With the latest installment in the Tiger Woods PGA Tour series due out for release at the end of the month, I've been spending some time with a complete, pressed-for-retail version of the game to see how it has all come together. We'll reserve final judgment for the review, which the team will have coming your way in a few weeks. But in the meantime, here are a few thoughts and impressions based on the first few hours of Tiger 12's career mode.
1. The Masters is everywhere
If you weren't aware that the Masters is in Tiger Woods PGA Tour 12, you'll be reminded of it the moment the game loads up. The entire interface has been reworked to focus on this year's big new feature. Menus sit atop images of Augusta National cycling in the background, while the entire interface is done up in soothing shades of green and gold to match the color scheme of golf's biggest event. It's an odd change if you're like me and you've spent a not-insignificant portion of your life growing more and more accustomed to the loud, snazzy menus that EA Sports games tend to offer. But it's a welcome change--a subtle and understated interface that works well with one of the more laid-back professional sports.
Another nice feature of the menus is the way the screen is split down the middle with advanced options on the left and one-button navigation on the right. The left side is where you can dig through all the menus in search of the standard customization options, career statistics, and options screens.

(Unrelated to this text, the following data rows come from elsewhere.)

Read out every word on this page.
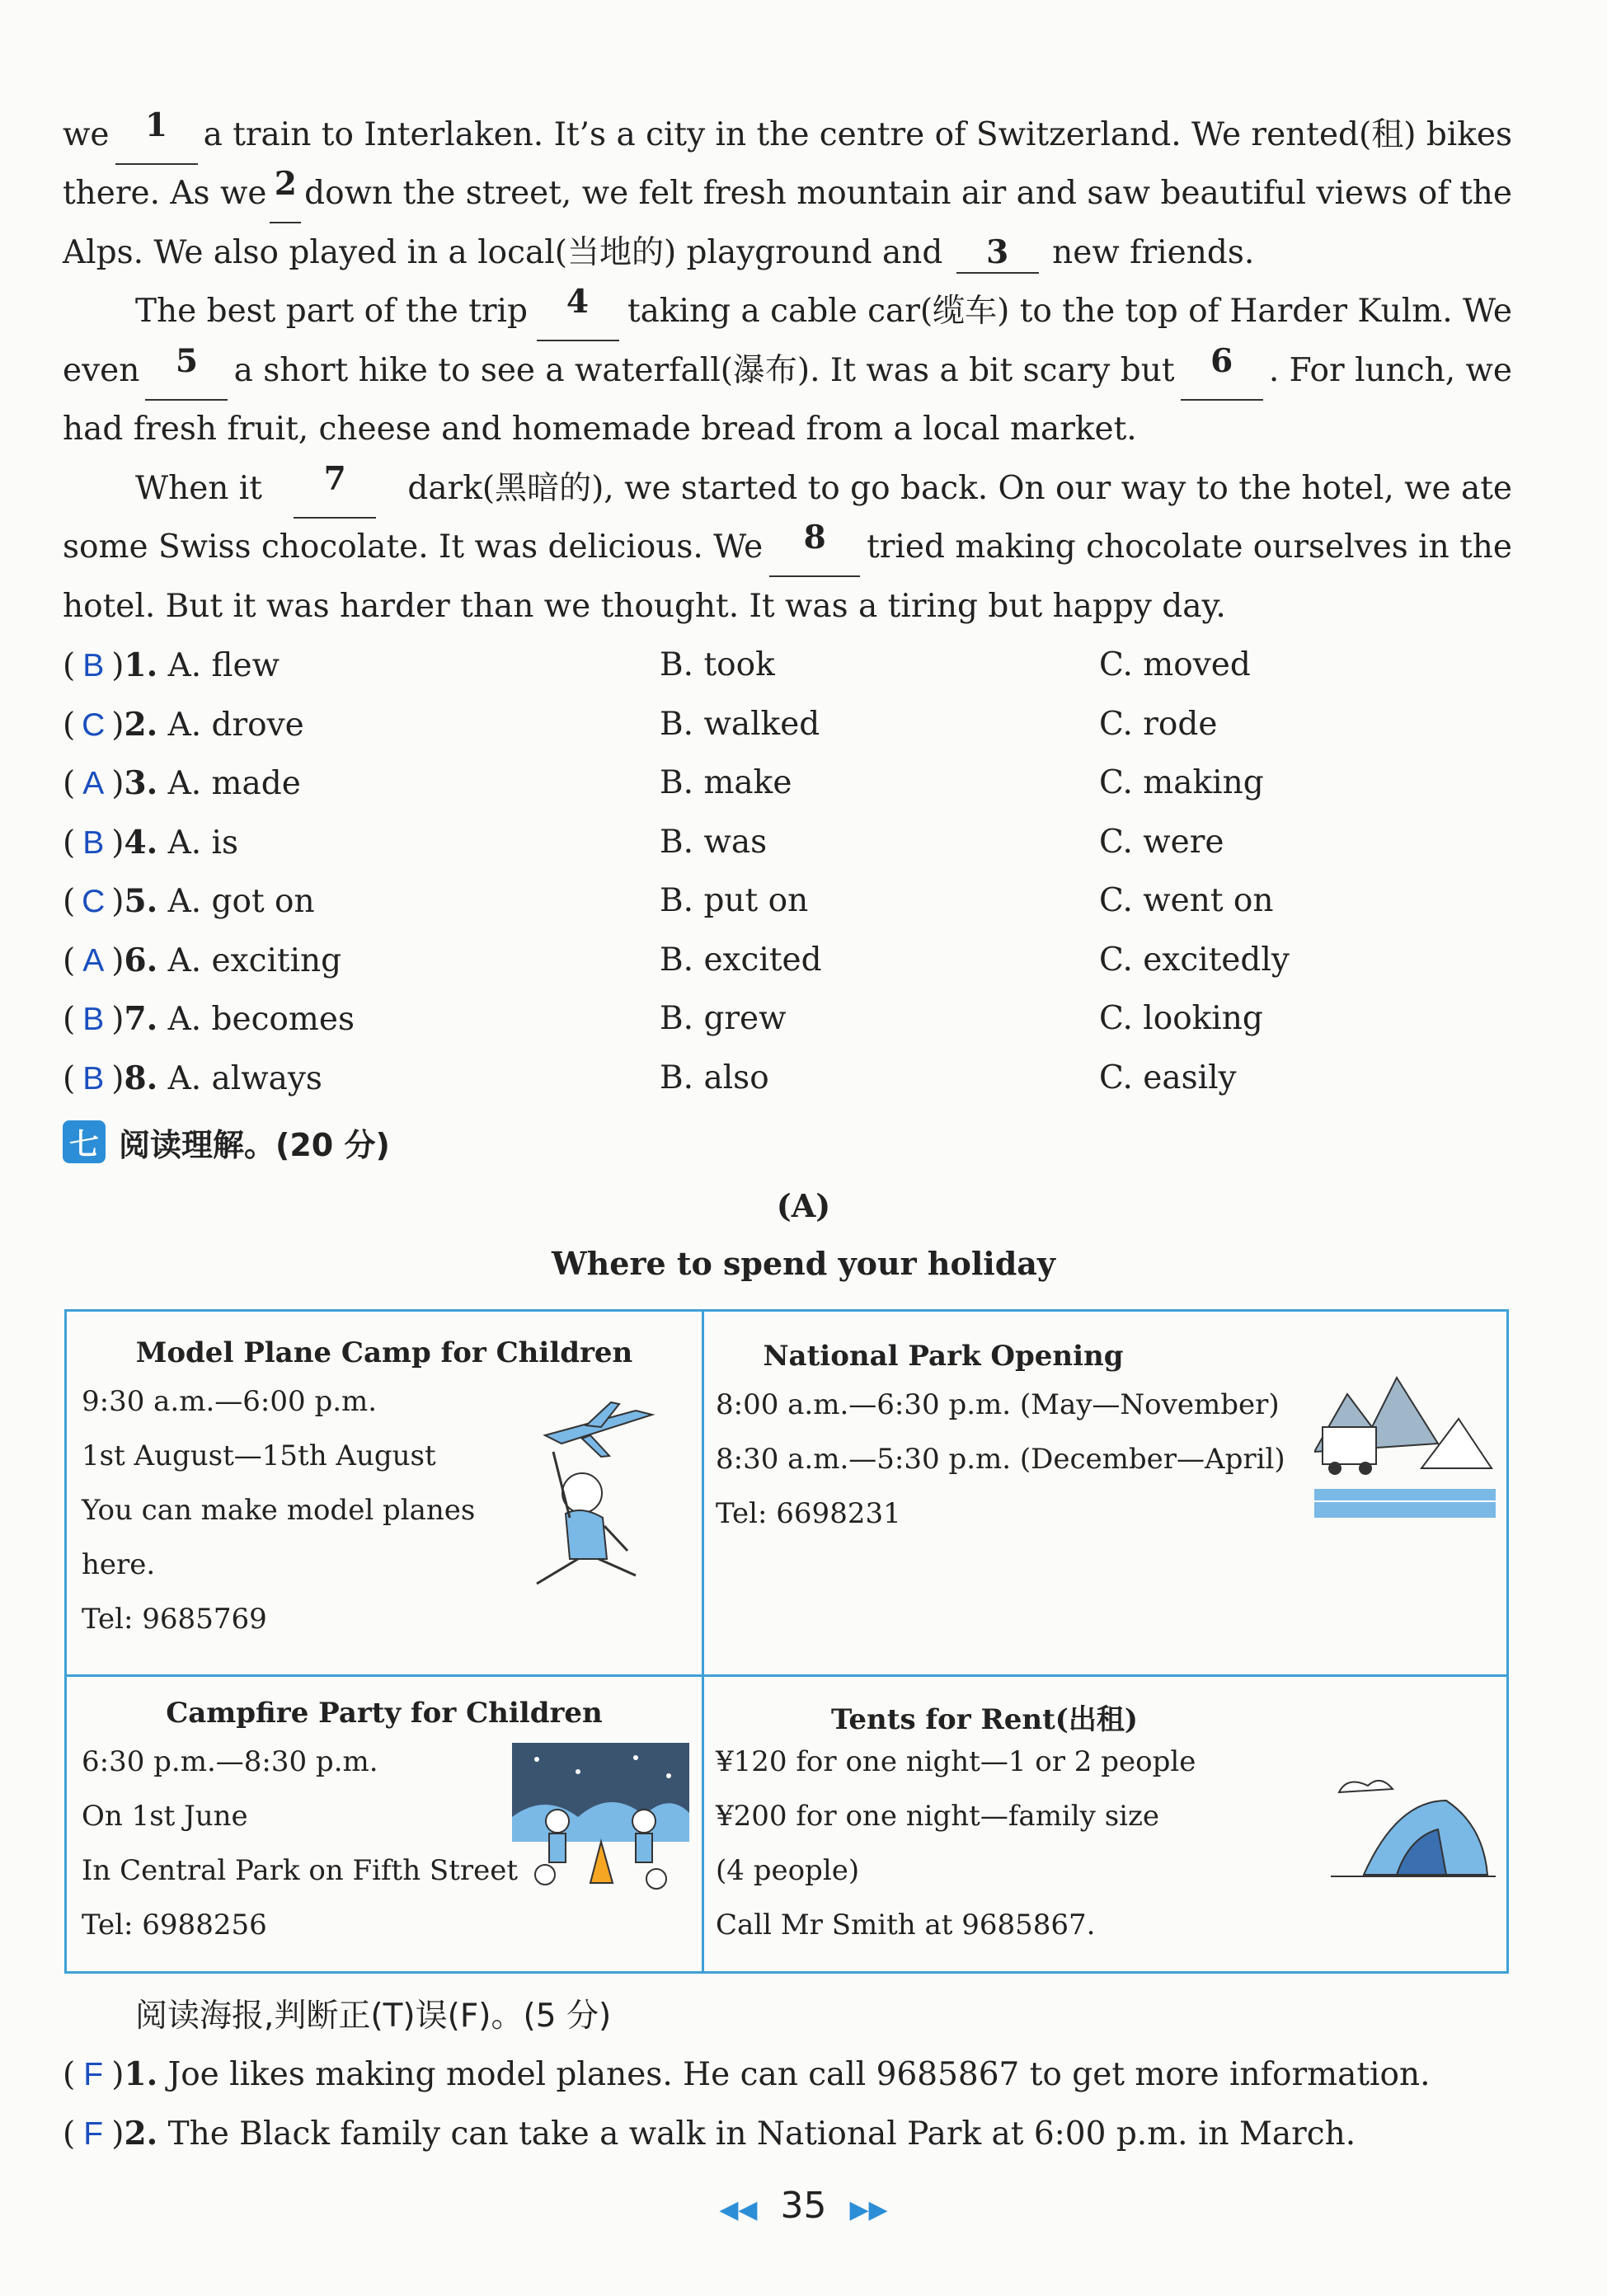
we	1	a train to Interlaken. It’s a city in the centre of Switzerland. We rented(租) bikes
there. As we 2 down the street, we felt fresh mountain air and saw beautiful views of the
Alps. We also played in a local(当地的) playground and 3 new friends.
The best part of the trip	4	taking a cable car(缆车) to the top of Harder Kulm. We
even	5	a short hike to see a waterfall(瀑布). It was a bit scary but	6	. For lunch, we
had fresh fruit, cheese and homemade bread from a local market.
When it	7	dark(黑暗的), we started to go back. On our way to the hotel, we ate
some Swiss chocolate. It was delicious. We	8	tried making chocolate ourselves in the
hotel. But it was harder than we thought. It was a tiring but happy day.
( B )1. A. flew	B. took	C. moved
( C )2. A. drove	B. walked	C. rode
( A )3. A. made	B. make	C. making
( B )4. A. is	B. was	C. were
( C )5. A. got on	B. put on	C. went on
( A )6. A. exciting	B. excited	C. excitedly
( B )7. A. becomes	B. grew	C. looking
( B )8. A. always	B. also	C. easily
七 阅读理解。(20 分)
(A)
Where to spend your holiday
Model Plane Camp for Children
9:30 a.m.—6:00 p.m.
1st August—15th August
You can make model planes
here.
Tel: 9685769
National Park Opening
8:00 a.m.—6:30 p.m. (May—November)
8:30 a.m.—5:30 p.m. (December—April)
Tel: 6698231
Campfire Party for Children
6:30 p.m.—8:30 p.m.
On 1st June
In Central Park on Fifth Street
Tel: 6988256
Tents for Rent(出租)
¥120 for one night—1 or 2 people
¥200 for one night—family size
(4 people)
Call Mr Smith at 9685867.
阅读海报,判断正(T)误(F)。(5 分)
( F )1. Joe likes making model planes. He can call 9685867 to get more information.
( F )2. The Black family can take a walk in National Park at 6:00 p.m. in March.
◀◀ 35 ▶▶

But on the right side of the screen is a window that offers a suggested next step at every turn, letting you get started with the next major event with a single button press or taking you straight to the new gear you've unlocked when you've ranked up with a sponsor. For those intimidated by the often esoteric menus in sports games, it's a nice little touch.
2. The caddie system is a great addition, but it still needs some work
New this year is a caddie system to offer you advice and options on the next shot. For everyone who's not a diehard golfer, it's a great way of removing some of the biggest obstacles in golf. You don't need to know which club will work best in a given situation or whether a certain shot is risky or just plain stupid. You simply choose from a pair of suggested shots and focus on hitting the ball.
For the most part, the caddie AI works very well. I've been able to easily coast through entire events without the slightest bit of worry over which club to use or how to approach the green. But there have been a handful of times when the caddie has been completely out to lunch with his suggestions. At times I've hit his suggested shot with the correct angle and the right amount of power, but the ball has still found its way into the water or a sand trap. It's rarer for the caddie to goof up on the green, but it has happened, like the one time he suggested a putting target about 10 yards to the right of the hole even though I was standing a few short feet from the hole, with hardly any angle on the green.
After these goof-ups, the trust level I place in my caddie has been somewhat strained. Now I have to take what he suggests with a grain of salt when there are potential hazards nearby and try to exercise extra common sense when a suggested putting target seems a little off. It's tempting to fall into the habit of accepting your caddie's suggested shot every single time, but if you do this without a healthy sense of skepticism, then chances are you'll get burned at least once every couple of events. I still really enjoy the caddie system, but it's clear that EA isn't quite done fine-tuning it. In fairness, you can level up your caddie's familiarity with certain courses, but some of the gaffes we experienced were simply too glaring to suggest anything other than an AI shortcoming.
3. The career mode makes you work for it, but not too hard
The game's career mode has been rebranded as Road to the Masters and has you starting off in amateur tournaments before getting even a whiff of your PGA Tour card. There's a nice sense of progression to the way all of this plays out, letting you feel like you're actually building up to something before you finally go professional. But in a nice little touch, EA has made it so that standout players don't need to grind through the amateur levels if they've already got the skills. For example, I was able to quickly graduate from semi-professional Nationwide Tour by winning two events, saving me a bunch of time over the other graduation criteria, such as coming in the top 10 over a much longer stretch of events. Combine that with gear sponsorships that you can level up over time, and you've got a career mode that does the carrot-on-a-stick system really well.